PADANG, HARIANHALUAN.ID – Dari persoalan bahasa daerah yang kian mengkhawatirkan, tentu upaya dekat yang bisa menjangkau berbagai unsur dan lapisan masyarakat adalah dengan menyosialisasikan kembali akan pentingnya bahasa daerah, termasuk Bahasa Minang.
Budayawan Minangkabau, Mak Katik, mengatakan bahwa sosialisasi itu tentu memerlukan penyamaan persepsi bahwa bahasa daerah bukanlah bahasa yang tertinggal. Apalagi di Sumbar sendiri dengan keberadaan UU 17 Tahun 2022 tentang Provinsi Sumatera Barat, di mana penguatan landasannya yang berdasarkan pada falsafah Adat Basandi Syarak, Syarak Basandi Kitabullah (ABS-SBK) tersebut.

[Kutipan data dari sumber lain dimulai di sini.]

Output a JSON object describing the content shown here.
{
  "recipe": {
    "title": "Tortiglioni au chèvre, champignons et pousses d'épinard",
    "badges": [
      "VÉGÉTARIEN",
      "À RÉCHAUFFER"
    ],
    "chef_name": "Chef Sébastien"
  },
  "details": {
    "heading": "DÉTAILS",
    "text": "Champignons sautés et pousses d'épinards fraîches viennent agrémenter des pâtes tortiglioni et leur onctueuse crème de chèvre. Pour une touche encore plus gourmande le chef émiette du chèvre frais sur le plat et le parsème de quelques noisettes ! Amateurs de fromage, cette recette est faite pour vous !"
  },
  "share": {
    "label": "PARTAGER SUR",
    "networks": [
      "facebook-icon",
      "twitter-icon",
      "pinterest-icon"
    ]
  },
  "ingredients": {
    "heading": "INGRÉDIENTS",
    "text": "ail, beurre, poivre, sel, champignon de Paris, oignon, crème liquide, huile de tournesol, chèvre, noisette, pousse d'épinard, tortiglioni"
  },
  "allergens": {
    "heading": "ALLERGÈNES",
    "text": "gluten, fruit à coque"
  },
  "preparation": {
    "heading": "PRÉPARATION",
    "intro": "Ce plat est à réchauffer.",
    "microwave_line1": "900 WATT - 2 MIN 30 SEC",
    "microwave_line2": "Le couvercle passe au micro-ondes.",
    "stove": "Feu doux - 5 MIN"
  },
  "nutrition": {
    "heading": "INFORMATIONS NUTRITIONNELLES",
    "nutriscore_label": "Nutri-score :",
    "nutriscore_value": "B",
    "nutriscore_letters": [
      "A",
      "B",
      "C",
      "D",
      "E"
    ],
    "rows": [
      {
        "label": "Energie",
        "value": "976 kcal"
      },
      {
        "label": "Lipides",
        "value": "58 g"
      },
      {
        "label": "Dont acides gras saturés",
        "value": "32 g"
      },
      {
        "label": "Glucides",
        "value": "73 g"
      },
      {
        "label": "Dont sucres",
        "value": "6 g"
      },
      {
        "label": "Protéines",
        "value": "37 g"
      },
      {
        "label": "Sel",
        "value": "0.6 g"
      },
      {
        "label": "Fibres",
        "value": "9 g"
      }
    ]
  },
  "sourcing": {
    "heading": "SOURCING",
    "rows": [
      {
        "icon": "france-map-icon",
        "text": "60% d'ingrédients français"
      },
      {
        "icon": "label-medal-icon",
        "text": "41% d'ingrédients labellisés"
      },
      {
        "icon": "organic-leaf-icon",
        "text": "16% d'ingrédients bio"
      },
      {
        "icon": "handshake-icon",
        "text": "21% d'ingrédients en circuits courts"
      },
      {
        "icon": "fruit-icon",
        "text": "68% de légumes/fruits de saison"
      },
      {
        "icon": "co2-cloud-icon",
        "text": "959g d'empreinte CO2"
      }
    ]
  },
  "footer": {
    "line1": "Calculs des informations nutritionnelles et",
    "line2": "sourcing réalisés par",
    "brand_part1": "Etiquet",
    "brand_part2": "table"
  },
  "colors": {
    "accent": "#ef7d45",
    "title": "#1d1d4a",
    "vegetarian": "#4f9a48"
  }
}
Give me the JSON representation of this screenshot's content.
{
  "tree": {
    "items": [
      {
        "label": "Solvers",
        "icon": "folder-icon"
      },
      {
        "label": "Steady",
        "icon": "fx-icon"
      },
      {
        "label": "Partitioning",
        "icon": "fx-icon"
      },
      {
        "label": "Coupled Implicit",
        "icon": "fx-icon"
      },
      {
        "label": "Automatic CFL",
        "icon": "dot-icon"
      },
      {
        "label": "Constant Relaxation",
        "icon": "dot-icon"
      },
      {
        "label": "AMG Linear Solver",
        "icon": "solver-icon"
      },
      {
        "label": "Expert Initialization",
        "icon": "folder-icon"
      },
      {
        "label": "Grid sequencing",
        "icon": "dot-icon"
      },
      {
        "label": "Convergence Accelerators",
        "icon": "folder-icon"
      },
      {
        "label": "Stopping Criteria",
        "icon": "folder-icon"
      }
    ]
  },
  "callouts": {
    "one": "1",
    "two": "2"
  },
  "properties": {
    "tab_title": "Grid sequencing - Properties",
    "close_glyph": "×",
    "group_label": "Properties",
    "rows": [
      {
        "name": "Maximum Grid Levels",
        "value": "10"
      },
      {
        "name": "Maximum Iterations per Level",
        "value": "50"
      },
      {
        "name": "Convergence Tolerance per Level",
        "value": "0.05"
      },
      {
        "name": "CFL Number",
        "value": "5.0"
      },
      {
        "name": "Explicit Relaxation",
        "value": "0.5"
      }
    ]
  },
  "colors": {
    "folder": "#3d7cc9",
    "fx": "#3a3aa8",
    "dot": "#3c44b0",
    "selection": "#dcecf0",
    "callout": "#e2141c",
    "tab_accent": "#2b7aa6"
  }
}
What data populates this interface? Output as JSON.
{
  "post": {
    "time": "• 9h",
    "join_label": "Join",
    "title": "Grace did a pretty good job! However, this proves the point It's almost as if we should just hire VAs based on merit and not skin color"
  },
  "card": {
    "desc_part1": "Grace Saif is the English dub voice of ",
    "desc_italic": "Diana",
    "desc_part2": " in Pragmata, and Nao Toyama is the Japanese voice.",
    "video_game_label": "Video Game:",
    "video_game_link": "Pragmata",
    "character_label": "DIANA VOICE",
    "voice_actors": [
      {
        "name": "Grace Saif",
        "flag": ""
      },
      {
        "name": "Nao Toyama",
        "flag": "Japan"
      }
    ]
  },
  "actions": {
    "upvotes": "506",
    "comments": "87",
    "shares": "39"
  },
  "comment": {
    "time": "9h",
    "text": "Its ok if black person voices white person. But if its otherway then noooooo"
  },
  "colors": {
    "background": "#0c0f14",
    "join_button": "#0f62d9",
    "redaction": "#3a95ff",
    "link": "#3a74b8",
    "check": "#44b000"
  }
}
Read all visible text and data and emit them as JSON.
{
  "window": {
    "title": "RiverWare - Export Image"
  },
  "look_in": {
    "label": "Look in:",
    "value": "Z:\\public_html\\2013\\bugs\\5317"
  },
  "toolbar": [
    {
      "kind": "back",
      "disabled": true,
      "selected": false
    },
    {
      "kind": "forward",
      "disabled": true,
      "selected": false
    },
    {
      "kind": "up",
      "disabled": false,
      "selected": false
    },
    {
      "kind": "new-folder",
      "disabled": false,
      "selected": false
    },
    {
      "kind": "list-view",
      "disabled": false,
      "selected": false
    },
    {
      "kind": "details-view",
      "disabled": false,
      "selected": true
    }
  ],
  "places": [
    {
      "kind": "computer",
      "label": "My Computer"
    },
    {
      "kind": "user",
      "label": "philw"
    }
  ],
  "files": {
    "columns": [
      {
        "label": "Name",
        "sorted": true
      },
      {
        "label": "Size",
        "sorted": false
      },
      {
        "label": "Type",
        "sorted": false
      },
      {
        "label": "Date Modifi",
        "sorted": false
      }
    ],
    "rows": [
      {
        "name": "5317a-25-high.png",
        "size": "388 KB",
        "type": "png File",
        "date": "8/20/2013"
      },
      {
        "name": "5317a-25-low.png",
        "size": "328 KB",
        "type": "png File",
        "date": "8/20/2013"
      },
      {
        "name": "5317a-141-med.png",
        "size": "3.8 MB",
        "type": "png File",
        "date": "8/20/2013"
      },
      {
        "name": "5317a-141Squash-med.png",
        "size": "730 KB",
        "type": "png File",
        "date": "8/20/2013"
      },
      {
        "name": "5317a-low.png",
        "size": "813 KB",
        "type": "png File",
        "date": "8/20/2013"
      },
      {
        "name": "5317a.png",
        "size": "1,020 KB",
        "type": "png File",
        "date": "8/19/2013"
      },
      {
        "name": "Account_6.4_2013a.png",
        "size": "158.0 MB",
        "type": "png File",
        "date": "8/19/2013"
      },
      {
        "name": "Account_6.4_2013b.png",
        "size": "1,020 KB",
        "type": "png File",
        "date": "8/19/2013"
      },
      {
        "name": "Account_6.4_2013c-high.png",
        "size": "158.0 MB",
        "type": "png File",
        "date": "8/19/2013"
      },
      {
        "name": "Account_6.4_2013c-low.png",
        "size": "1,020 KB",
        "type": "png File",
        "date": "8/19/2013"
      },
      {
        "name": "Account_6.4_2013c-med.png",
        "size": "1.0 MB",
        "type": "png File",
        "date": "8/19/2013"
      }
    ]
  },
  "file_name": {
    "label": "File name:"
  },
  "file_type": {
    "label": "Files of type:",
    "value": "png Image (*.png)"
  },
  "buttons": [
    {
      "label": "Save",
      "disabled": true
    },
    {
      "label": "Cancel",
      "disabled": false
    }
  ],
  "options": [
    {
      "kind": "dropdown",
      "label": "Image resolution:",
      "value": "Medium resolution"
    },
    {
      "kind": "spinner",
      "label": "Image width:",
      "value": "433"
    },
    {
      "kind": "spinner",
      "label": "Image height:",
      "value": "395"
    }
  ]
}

“Untuk mencapai ABS-SBK di tengah krisis moral ini ya bahasa harus dikembalikan lagi. Diajarkan kepada anak-kemenakan kita. Bahasa Minang itu bukan bahasa yang tertinggal, tidak akan membuat anak kehilangan kepercayaan dirinya seperti anggapan pasangan muda saat ini,” katanya.
Mak Katik juga menjelaskan, semua persoalan tingkah laku dan sopan santun anak dijabarkan dalam bahasa. Artinya, apabila Bahasa Minang itu didekatkan dengan keseharian anak-anak, maka secara tidak langsung mereka akan mengerti itu sopan santun dan tingkah laku yang baik.
“Anak dipangku kamanakan dibimbiang. Ajarkan mereka kato nan ampek. Dekat mereka dengan bahasanya itu, maka dengan mudah ajaran-ajaran yang baik tentang adat dan tingkah lakunya, akan terserap dengan mudah pada perkembangan anak-kemenakan kita,” kata Mak Katik tersebut.
Lebih lanjut Direktur Promosi Kebudayaan Kementerian Kebudayaan, Undri juga menyebutkan, perkembangan teknologi yang pasti, tidak mungkin dilalui begitu saja. Sebaik-baiknya, teknologi menjadi pengiring untuk mencapai tujuan kebudayaan, termasuk penggiatan bahasa daerah.